El bailarín habló sobre los nuevos programas de Arte de la Universidad de Congreso, que coordinará junto con Soledad Silveyra y Verónica Cangemi.

La escuela de Maxi en Mendoza

Por UNO

Maximiliano Guerra conquistó los escenarios nacionales y después los internacionales gracias a suexcelsa capacidad artística. Sin embargo, ser un referente nacional de las artes no le bastó y

desde hace tiempo el bailarín está embarcado en un proyecto de formación de jóvenes artistas que se

concretó este año con la fundación de su escuela, la Fábrica de Artes, en Buenos Aires.

Pero sin sentirse conforme, y con el afán de darle un toque federal a su objetivo, Guerra se

sumó al nuevo programa de artes de la Universidad de Congreso. Este proyecto ofrecerá

perfeccionamiento en las carreras de canto, actuación y danza.

La coordinación de las mismas estará a cargo de un panel estelar conformado por el propio

Guerra en danza, Soledad Silveyra en actuación y la soprano mendocina Verónica Cangemi en canto.

La duración de los mismos será de tres años y las inscripciones comenzarán en enero, mientras

el inicio de clases está previsto para abril.

En diálogo con Escenario, Guerra explicó cómo surgió su interés por la formación de jóvenes

artistas y cómo será su presencia en esta iniciativa.

–¿Cómo surge la idea de hacer un proyecto de educativo?
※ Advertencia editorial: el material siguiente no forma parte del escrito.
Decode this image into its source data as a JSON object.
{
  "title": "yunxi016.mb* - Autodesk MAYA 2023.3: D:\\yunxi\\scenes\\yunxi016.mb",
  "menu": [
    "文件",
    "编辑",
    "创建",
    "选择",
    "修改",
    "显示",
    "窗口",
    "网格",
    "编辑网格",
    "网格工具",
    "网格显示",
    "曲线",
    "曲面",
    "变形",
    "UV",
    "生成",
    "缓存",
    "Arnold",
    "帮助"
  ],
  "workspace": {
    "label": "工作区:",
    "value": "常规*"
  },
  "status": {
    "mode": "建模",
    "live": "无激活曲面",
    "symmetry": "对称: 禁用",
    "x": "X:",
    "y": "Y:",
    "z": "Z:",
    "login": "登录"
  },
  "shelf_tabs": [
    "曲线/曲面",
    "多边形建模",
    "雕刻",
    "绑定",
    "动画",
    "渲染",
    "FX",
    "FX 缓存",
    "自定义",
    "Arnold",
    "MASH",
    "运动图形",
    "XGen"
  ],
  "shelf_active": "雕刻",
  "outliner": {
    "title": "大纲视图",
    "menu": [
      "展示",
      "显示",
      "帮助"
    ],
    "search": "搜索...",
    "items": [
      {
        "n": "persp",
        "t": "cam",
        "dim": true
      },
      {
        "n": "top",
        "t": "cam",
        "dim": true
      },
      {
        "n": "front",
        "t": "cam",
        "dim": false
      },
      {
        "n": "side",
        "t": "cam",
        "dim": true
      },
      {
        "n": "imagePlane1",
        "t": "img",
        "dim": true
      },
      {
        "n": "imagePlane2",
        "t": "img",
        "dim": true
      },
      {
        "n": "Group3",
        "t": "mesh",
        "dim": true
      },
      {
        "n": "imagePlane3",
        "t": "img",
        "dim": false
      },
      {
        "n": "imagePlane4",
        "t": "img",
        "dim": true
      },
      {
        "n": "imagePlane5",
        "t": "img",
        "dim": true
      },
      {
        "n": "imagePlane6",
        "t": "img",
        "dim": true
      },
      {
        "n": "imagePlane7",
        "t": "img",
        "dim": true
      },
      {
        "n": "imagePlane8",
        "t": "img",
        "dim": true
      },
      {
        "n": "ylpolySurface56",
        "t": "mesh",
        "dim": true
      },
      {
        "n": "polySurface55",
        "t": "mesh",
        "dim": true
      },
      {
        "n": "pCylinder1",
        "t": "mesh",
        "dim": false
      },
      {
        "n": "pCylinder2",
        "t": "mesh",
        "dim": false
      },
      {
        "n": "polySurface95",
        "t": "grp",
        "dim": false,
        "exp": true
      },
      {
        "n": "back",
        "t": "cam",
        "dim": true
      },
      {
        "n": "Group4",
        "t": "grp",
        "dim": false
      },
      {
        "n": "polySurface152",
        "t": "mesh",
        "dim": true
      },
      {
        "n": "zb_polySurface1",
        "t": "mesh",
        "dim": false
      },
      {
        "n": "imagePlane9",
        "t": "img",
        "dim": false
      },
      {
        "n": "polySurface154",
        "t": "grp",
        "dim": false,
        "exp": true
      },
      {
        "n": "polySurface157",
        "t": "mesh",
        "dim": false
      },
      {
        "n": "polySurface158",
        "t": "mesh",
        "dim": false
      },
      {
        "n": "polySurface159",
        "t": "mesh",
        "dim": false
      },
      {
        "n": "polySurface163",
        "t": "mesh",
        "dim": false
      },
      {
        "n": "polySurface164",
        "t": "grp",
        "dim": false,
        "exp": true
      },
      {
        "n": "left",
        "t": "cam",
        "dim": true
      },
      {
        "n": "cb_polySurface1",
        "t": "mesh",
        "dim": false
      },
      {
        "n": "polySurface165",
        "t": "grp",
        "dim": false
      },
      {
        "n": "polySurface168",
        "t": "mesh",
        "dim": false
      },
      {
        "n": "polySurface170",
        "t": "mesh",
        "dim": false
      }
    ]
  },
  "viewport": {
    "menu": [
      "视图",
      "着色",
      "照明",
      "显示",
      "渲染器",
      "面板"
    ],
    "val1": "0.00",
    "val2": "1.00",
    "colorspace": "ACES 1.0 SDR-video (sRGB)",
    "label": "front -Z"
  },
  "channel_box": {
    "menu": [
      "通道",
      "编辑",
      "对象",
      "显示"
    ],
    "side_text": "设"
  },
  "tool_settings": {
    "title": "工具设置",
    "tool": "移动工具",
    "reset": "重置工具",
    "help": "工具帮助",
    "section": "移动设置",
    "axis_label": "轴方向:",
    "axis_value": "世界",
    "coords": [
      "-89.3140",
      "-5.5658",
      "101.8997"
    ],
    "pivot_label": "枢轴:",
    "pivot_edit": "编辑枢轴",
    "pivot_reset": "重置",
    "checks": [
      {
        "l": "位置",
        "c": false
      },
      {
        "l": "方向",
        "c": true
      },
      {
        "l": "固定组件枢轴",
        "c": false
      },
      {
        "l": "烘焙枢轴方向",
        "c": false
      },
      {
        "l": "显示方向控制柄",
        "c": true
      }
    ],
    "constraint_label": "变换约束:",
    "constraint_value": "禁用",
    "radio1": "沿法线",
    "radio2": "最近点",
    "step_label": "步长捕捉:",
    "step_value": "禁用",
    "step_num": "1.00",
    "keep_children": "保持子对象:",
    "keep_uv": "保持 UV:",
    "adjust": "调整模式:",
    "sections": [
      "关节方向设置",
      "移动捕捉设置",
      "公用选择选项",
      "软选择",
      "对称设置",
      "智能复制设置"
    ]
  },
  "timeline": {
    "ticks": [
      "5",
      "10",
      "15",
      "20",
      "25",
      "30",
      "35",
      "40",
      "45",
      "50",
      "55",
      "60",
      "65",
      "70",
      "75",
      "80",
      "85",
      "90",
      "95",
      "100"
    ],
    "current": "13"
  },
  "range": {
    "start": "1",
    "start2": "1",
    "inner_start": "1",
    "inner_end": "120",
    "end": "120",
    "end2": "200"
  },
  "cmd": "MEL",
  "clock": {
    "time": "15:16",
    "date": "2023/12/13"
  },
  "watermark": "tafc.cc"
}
–Siempre tuve la idea de formar un espacio de perfeccionamiento, principalmente porque

existe un hueco en el país en cuanto a la formación de profesores de baile profesionales. Esto

porque hay profesores que se reciben, pero que nunca han bailado y, por otro lado, hay muchos

bailarines que quieren hacer docencia pero no tienen el título. De esta manera habrá buenos

bailarines que van a tener el título de profesores también.

–¿Por qué en Mendoza?

–Porque me parece que Buenos Aires está saturada de muchas ofertas y la primera vez que

empiezo a pensar en un proyecto así fue acá en Mendoza, junto con Gonzalo Ruiz (coordinador de Arte

de la Universidad de Congreso). La idea era armar un centro cultural con una escuela de arte, muy

parecido a lo que hago en Buenos Aires con la Fábrica de Arte, que es mi escuela.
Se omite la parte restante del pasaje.